In the 12 months through June, average earnings in Australia’s national accounts — a broader measure of household income than the wage index — climbed just 0.1 percent, compared with inflation of 1.9 percent, according to the Australian Bureau of Statistics. That raises the question of where demand for consumer spending will come from.
Justin Fabo, a senior economist at AlphaBeta in Sydney, reckons the public sector that accounts for 23 percent of GDP is growing rapidly and playing a significant role. “For a quarter of the economy, that’s providing a big offset to some of the softness,” he said.
Eslake is looking elsewhere. He cites business investment picking up, suggesting that strengthening conditions offshore may finally have encouraged local firms to spend. But his concerns remain on the labor market’s spare capacity. August data showed the quarterly under-utilization rate declined 0.2 percentage point, but still remained at an elevated 14.1 percent.
Australia’s problem is that while employment growth is strong, it often involves workers shifting from higher paid mining or construction jobs to lower paid ones. There’s also the workforce’s casualization, according to Joiner. He cited an unnamed company with 500 full-time equivalent roles but only 200 permanent staff, with the remaining employees on rotation.
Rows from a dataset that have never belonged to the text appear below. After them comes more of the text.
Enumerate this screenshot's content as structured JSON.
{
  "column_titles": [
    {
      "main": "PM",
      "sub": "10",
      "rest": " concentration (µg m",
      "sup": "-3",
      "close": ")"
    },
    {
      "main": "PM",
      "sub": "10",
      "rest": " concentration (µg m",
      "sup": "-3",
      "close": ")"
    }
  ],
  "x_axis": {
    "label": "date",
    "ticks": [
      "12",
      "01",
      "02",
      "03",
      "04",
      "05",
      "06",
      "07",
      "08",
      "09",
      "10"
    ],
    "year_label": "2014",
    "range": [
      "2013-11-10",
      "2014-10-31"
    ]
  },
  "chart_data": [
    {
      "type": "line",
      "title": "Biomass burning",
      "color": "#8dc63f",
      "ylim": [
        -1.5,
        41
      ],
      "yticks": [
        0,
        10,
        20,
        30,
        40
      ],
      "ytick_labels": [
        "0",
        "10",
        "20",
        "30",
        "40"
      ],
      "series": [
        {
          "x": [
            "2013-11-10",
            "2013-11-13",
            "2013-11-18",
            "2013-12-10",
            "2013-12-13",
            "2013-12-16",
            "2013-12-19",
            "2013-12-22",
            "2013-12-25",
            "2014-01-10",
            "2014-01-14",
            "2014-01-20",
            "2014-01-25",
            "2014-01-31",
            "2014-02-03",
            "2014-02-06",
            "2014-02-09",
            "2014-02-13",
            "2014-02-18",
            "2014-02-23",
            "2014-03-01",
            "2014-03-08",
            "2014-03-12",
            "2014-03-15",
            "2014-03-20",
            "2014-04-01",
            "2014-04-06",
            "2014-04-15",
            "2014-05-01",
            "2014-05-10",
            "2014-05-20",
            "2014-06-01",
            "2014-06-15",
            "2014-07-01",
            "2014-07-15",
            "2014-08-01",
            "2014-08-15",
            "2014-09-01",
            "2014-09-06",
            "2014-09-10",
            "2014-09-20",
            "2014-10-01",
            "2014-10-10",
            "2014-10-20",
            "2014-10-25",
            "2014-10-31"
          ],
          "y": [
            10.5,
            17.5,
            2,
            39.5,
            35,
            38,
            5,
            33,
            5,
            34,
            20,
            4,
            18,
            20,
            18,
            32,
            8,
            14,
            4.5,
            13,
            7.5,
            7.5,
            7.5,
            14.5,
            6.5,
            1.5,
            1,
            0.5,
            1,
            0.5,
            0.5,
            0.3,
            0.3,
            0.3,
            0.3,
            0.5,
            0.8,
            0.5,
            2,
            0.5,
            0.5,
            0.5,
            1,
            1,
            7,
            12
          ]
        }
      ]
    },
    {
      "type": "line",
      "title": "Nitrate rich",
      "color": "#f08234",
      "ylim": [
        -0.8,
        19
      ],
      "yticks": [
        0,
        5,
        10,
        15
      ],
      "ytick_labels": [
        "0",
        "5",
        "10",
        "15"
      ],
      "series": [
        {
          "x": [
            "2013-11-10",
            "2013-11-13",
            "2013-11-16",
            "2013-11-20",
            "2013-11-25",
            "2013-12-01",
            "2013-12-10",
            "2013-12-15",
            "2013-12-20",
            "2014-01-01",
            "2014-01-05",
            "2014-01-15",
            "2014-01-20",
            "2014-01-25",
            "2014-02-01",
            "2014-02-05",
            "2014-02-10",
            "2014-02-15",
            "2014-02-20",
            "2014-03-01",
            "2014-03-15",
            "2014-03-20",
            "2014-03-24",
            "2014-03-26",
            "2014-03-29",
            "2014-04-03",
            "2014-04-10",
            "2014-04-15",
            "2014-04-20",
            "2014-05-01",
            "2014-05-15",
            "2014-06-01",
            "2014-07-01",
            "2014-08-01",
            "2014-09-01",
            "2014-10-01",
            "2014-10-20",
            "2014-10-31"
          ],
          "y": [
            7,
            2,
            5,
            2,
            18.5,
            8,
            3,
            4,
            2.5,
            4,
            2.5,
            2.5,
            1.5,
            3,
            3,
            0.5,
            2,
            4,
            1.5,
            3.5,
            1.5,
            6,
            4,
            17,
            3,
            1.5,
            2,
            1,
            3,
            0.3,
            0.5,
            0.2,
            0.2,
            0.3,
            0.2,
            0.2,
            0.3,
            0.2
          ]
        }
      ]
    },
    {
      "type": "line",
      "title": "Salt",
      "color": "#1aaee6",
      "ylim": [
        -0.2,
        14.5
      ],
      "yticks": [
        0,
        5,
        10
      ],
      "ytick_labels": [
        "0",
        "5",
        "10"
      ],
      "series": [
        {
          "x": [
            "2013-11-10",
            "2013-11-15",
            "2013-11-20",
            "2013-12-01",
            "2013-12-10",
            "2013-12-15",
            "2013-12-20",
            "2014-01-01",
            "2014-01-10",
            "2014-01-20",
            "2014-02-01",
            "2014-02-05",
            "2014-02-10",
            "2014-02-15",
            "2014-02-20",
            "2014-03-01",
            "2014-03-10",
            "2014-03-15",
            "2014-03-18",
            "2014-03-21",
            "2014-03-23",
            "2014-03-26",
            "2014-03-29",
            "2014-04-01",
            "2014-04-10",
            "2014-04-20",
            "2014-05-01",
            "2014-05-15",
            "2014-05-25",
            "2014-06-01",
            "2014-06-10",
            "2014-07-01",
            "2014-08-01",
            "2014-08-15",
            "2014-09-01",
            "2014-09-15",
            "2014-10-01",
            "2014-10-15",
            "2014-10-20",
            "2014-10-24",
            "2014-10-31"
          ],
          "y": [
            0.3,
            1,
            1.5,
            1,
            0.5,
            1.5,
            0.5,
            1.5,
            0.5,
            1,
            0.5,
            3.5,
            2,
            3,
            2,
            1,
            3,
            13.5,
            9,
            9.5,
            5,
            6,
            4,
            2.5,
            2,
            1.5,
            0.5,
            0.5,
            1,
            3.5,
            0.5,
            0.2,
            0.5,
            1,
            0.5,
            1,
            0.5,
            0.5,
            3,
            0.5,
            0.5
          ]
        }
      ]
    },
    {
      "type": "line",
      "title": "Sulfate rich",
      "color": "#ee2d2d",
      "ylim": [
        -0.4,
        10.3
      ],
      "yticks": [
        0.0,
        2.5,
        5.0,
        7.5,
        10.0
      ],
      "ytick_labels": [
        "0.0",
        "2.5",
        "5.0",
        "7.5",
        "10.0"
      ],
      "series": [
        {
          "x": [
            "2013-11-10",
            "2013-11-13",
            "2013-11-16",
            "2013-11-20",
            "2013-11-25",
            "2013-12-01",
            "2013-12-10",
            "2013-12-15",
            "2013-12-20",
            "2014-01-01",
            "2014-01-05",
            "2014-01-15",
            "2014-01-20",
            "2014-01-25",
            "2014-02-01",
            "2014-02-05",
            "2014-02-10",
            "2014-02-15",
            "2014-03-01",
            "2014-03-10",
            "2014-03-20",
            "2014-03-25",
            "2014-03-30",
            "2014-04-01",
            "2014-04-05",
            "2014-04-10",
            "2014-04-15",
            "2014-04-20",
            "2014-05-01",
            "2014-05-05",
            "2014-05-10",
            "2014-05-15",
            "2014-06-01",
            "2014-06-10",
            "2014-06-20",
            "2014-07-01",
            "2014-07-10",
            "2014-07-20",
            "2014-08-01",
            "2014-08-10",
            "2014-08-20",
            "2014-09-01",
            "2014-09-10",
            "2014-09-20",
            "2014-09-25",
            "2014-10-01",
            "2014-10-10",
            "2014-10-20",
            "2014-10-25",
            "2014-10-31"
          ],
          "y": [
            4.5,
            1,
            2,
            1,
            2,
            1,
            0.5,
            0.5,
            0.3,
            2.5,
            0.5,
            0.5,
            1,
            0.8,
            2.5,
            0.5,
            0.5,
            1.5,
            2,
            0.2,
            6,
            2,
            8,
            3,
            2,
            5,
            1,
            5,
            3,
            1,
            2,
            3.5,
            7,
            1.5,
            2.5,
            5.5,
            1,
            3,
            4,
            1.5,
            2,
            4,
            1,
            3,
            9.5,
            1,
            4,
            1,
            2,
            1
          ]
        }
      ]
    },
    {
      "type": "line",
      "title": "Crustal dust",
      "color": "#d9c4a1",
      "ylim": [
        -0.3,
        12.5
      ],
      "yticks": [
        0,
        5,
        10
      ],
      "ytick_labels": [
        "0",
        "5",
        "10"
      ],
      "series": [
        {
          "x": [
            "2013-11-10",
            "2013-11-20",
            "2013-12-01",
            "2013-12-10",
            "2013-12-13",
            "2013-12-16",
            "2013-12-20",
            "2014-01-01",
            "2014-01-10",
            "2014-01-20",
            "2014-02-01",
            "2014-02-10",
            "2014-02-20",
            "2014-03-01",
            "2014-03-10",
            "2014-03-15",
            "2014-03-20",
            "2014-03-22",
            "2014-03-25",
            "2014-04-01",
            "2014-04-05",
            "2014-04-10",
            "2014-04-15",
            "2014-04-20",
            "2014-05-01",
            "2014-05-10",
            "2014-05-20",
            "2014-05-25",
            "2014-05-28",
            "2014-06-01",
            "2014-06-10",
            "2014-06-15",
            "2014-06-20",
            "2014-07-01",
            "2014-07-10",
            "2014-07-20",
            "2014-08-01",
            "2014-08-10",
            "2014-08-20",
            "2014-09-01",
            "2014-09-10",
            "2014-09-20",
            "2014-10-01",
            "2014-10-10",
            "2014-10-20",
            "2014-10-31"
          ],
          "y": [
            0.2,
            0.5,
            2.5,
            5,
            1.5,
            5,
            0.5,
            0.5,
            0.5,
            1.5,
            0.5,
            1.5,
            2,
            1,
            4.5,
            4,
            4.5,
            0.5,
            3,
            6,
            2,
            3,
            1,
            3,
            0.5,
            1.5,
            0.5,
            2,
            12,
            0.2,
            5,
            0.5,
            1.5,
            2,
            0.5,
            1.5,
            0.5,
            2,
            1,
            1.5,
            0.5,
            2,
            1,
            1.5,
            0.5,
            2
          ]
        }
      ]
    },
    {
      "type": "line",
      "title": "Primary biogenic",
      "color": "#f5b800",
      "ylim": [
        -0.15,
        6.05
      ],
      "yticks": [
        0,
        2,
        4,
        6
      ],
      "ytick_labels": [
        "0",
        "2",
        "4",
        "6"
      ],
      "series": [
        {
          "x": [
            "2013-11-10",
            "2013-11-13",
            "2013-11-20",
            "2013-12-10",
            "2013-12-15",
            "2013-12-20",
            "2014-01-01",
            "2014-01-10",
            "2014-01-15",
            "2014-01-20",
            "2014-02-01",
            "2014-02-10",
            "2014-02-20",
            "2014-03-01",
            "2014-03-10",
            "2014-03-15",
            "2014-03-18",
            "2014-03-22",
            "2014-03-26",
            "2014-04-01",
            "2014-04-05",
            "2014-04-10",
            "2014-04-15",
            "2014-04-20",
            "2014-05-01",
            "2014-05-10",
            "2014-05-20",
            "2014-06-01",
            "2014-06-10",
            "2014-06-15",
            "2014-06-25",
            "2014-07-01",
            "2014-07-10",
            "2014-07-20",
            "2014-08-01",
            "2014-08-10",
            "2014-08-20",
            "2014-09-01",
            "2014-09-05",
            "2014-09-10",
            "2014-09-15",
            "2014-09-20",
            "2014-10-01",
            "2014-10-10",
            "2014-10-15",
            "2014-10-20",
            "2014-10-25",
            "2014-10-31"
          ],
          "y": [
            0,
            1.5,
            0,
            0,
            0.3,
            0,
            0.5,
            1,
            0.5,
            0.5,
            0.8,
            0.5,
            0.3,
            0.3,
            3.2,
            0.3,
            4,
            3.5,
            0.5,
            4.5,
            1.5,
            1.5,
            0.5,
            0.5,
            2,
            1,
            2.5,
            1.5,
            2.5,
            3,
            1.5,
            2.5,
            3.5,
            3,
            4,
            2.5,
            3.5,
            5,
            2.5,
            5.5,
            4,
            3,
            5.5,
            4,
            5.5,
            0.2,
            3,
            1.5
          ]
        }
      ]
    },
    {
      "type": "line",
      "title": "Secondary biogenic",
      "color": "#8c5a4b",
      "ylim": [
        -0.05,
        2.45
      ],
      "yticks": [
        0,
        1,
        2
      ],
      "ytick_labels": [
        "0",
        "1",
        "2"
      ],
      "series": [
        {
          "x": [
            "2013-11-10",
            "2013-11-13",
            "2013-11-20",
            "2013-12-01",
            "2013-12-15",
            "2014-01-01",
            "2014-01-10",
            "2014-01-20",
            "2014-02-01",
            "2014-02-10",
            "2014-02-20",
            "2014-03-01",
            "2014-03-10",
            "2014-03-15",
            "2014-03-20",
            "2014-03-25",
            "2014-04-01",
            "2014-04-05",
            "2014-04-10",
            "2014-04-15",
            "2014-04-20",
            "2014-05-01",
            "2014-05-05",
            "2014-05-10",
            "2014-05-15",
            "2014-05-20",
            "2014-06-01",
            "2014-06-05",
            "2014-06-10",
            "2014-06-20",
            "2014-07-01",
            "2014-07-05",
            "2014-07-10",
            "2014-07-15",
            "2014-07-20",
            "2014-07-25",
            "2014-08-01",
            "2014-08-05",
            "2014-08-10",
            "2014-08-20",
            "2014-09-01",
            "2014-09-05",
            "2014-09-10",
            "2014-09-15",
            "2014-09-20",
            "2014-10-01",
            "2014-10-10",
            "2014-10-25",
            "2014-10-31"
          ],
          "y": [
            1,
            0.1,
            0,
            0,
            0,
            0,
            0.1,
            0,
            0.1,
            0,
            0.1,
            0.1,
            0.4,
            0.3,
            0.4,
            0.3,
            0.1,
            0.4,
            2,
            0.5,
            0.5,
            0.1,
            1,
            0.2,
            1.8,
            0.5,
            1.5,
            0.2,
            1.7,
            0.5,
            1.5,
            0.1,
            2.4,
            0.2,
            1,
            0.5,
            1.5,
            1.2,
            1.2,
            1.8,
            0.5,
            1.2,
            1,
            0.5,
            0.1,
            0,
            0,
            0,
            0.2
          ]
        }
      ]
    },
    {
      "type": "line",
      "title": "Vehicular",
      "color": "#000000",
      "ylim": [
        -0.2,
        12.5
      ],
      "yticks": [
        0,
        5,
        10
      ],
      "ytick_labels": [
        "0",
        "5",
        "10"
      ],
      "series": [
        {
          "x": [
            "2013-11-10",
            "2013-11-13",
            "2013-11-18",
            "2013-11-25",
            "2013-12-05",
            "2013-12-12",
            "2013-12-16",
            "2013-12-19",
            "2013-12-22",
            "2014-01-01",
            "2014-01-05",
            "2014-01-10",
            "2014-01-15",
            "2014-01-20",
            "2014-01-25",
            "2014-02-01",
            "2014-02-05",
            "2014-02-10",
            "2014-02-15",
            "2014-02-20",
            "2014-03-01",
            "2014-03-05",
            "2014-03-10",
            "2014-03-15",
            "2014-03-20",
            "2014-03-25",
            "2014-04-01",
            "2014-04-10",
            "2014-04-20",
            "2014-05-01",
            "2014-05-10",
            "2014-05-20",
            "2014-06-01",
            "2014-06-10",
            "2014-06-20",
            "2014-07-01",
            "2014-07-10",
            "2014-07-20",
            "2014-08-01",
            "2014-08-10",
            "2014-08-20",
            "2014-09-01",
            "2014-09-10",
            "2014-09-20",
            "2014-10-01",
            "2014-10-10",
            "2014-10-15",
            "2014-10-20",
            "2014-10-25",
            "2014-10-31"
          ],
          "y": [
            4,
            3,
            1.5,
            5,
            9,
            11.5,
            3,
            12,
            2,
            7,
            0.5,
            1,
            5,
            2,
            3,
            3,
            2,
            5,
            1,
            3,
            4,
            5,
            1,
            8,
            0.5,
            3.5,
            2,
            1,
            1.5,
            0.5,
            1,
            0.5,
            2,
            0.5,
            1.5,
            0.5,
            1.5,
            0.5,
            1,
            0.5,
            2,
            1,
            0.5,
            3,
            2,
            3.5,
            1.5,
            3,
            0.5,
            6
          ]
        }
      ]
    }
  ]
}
“In that environment, you’ve got a fair section of the workforce — as in that particular company — that just has very little bargaining power,” Joiner said.
One thing is certain: with rates already at a record-low 1.5 percent, monetary policy can’t do much more for the economy. Households have already done their bit by borrowing to buy properties and are generally maxed out. For businesses, a reluctance to take on debt may reflect their uncertainty about where demand will come from.
As a result, it seems likely that Australian households will just have to battle through in coming quarters.
“We’ll continue to muddle along,” said Fabo. “I can’t see how we get a big breakout in growth from here. I still would’ve thought numbers tracking along around that 2.5 percent mark on average for the next few quarters feels about right.”